His hard work selling on the corner of 8th Avenue South and Wedgewood paid off. He soon was the top-selling vendor. He got into permanent housing his first year selling and has maintained housing since that time.
Curtis continues to sell the paper at 8th and Wedgewood, but the 72-year-old is now battling bladder and bone cancer. If you ask him about his health, he doesn’t initially speak about the chemotherapy (he’s been in treatment for nearly a year) or pain. Rather, he immediately praises his customers for their unwavering support during this time.
We chose Curtis to be the Vendor Spotlight in this special issue not only because he changed how The Contributor is sold, but also because he is a testament to the community a vendor can foster through selling the paper.

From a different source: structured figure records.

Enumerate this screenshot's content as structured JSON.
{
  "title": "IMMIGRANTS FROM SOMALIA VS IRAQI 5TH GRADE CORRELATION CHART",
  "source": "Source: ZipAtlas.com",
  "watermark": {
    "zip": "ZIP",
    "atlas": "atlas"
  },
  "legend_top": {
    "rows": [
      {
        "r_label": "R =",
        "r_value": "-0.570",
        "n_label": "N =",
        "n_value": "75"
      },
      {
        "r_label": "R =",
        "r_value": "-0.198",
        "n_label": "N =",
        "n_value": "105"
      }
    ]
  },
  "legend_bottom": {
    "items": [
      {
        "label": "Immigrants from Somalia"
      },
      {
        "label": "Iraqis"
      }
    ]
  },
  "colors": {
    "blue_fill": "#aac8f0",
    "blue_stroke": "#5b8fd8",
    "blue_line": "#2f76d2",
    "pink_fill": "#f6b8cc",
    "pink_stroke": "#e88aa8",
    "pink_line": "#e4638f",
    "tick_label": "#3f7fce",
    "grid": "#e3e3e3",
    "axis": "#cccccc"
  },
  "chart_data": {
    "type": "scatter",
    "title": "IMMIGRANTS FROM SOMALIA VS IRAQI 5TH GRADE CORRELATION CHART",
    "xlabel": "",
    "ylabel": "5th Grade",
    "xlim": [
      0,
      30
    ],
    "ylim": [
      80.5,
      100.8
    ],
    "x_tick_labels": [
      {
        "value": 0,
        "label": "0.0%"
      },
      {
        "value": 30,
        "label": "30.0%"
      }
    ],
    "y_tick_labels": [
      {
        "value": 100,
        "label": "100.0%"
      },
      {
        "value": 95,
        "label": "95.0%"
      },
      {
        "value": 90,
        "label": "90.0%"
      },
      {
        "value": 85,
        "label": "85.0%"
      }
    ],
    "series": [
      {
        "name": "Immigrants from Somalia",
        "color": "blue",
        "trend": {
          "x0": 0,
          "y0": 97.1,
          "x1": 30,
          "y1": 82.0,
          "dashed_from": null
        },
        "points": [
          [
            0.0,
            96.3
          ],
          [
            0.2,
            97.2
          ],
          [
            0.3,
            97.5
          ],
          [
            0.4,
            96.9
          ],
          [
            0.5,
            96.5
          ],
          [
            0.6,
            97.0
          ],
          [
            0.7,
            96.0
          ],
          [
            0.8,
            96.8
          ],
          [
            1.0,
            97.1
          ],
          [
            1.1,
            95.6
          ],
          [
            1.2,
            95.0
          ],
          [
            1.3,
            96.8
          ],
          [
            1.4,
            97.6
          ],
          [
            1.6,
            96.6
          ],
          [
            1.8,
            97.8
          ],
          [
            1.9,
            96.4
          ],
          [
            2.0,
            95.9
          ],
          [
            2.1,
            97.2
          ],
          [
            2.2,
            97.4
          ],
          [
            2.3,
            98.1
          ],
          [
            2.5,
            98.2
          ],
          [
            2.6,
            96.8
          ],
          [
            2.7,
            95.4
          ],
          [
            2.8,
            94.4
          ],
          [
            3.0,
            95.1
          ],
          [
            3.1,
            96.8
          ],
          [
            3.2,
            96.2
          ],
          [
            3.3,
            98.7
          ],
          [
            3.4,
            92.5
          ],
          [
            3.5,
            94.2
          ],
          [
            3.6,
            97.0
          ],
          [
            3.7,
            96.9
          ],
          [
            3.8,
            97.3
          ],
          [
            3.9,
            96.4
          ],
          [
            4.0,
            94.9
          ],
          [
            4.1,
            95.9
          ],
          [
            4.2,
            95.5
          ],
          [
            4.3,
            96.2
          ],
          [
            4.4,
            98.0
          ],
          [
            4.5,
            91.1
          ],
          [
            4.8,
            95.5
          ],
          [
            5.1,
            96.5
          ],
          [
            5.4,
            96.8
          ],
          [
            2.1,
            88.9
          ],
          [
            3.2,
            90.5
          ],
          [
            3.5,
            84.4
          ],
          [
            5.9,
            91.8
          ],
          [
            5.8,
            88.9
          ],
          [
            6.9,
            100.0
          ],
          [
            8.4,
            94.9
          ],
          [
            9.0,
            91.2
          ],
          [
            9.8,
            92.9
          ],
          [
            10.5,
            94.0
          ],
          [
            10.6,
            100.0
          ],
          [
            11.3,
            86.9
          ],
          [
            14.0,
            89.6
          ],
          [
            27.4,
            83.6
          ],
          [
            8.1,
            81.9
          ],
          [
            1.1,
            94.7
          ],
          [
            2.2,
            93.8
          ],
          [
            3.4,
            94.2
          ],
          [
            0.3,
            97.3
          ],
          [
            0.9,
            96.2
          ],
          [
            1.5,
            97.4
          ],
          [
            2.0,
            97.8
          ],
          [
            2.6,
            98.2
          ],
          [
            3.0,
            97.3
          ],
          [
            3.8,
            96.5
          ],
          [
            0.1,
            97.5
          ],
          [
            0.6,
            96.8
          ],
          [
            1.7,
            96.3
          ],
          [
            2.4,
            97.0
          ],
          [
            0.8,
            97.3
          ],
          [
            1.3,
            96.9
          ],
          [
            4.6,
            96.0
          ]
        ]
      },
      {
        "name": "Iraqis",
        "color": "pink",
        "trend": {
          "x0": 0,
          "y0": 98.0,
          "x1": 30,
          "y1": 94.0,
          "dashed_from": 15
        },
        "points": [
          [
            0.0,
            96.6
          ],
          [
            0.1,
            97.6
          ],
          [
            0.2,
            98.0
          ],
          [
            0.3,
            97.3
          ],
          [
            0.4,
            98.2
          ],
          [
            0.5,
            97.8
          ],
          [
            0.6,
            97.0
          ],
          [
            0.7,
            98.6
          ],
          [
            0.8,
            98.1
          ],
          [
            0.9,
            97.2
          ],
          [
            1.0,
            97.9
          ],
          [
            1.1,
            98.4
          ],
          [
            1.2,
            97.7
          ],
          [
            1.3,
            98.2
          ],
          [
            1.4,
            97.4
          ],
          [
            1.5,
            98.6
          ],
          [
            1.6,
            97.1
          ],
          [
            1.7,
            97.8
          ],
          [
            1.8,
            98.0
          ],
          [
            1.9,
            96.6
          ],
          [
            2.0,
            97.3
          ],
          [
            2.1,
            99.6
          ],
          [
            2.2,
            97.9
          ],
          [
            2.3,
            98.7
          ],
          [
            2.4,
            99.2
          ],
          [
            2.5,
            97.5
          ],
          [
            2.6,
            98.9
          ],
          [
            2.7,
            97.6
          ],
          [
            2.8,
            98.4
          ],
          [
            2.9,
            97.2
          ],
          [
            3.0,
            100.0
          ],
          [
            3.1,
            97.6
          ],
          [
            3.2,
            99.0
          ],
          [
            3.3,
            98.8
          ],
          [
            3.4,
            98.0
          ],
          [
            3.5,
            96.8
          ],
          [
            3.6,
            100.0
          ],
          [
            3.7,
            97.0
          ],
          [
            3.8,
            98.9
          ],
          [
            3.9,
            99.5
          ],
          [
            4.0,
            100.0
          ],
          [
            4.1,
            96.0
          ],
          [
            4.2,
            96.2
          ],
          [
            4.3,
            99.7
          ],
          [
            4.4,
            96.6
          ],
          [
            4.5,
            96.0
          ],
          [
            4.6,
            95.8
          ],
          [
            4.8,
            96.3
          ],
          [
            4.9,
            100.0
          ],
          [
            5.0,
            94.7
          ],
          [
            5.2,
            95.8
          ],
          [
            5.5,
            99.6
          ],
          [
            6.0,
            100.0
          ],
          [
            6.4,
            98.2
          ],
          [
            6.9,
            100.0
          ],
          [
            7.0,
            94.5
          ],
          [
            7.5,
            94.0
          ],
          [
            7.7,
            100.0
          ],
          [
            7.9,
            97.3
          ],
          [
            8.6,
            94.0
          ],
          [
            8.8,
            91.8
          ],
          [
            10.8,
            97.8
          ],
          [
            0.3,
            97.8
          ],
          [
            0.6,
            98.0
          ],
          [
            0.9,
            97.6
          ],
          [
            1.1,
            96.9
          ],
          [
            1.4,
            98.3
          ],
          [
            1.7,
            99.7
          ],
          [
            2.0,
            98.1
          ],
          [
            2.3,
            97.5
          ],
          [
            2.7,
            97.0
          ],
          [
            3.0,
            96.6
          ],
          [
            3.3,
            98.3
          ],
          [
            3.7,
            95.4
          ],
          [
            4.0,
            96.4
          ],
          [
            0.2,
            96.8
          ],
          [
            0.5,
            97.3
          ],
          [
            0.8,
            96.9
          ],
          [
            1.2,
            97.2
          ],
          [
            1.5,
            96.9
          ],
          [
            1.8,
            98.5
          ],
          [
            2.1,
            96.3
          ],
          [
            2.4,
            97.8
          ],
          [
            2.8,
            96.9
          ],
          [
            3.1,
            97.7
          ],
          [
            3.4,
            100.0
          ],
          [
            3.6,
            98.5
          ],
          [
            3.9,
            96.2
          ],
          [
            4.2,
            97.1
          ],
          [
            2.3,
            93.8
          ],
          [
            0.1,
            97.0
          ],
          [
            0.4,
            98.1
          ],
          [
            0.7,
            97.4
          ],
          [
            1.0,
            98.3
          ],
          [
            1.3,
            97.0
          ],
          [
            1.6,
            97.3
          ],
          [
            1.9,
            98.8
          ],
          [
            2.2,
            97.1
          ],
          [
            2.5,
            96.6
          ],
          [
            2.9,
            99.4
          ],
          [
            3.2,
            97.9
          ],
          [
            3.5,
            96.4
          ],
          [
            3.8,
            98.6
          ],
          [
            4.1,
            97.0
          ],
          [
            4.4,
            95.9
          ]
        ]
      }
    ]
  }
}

What was your customers’ reaction to finding out that you have cancer?
I immediately told my customers what was going on. They promised to support me in whatever way they could. I’ve had some ladies that would come pick me up and take me to my doctor’s appointments. I’ve had ladies and their husbands to bring groceries to my apartment when I couldn’t get out and work. I’ve had people that help me pay my rent, my utilities and phone bill so that they could keep in touch with me and know how I’m doing. I couldn’t have made it without my customers.
Your customers helped you pay for your surgeries. Tell me about that experience.
The doctor scheduled me for surgery and I told the doctor that I’d have to save up a certain (amount) of money. I told my customers I was trying to raise the money to pay for my surgery and people started giving me extra money for that. One gentleman in particular, his name was Mr. North, told me that if I couldn’t raise all of the money, to call him and let him know and he would pay the balance regardless of what it was – and he did so.
Your customers have really been such a big part of your life during your battle with cancer.
It’s been great. People stop me every day and ask me how I’m feeling and ask me if I’m in pain. A lady begged me this morning to let her take me home since I was in so much pain. But I told her, “I have to stay out here and sell these papers.”
You were the first vendor to sell to cars. What were drivers’ reactions to you when you started selling to them?
The reaction from drivers was 50 percent good. I had people spit at me and curse me out, but overall the reaction was extremely good. I’ve met some wonderful people.
What has your experience been like selling The Contributor?
It’s the greatest thing that ever happened to me. I’m telling you, I could have not made it without the support of my customers. I wouldn’t have been able to keep my apartment and I wouldn’t have been able to pay for my surgeries.
We’ve sold more than 6 million issues and you’ve been a huge part of that success.
It’s hard to believe. When I went out on 8th and Wedgewood, I was the first person to sell 800 copies in a month. I was the 37th person to sell The Contributor and I was number one (vendor) several times. I didn’t think it would get this big.
What motivates you to sell The Contributor?
Meeting so many nice people I meet every day. It’s a good paper to support. I myself just love standing out there waving and smiling at people and meeting people. I never ask for money, I’m just trying to sell The Contributor. I keep a smile on my face even when I’m in pain.
Anything else you want to add?
I want to thank the people who support me. I love them and I pray for them every day. I can’t name them all and some of them don’t want to be named.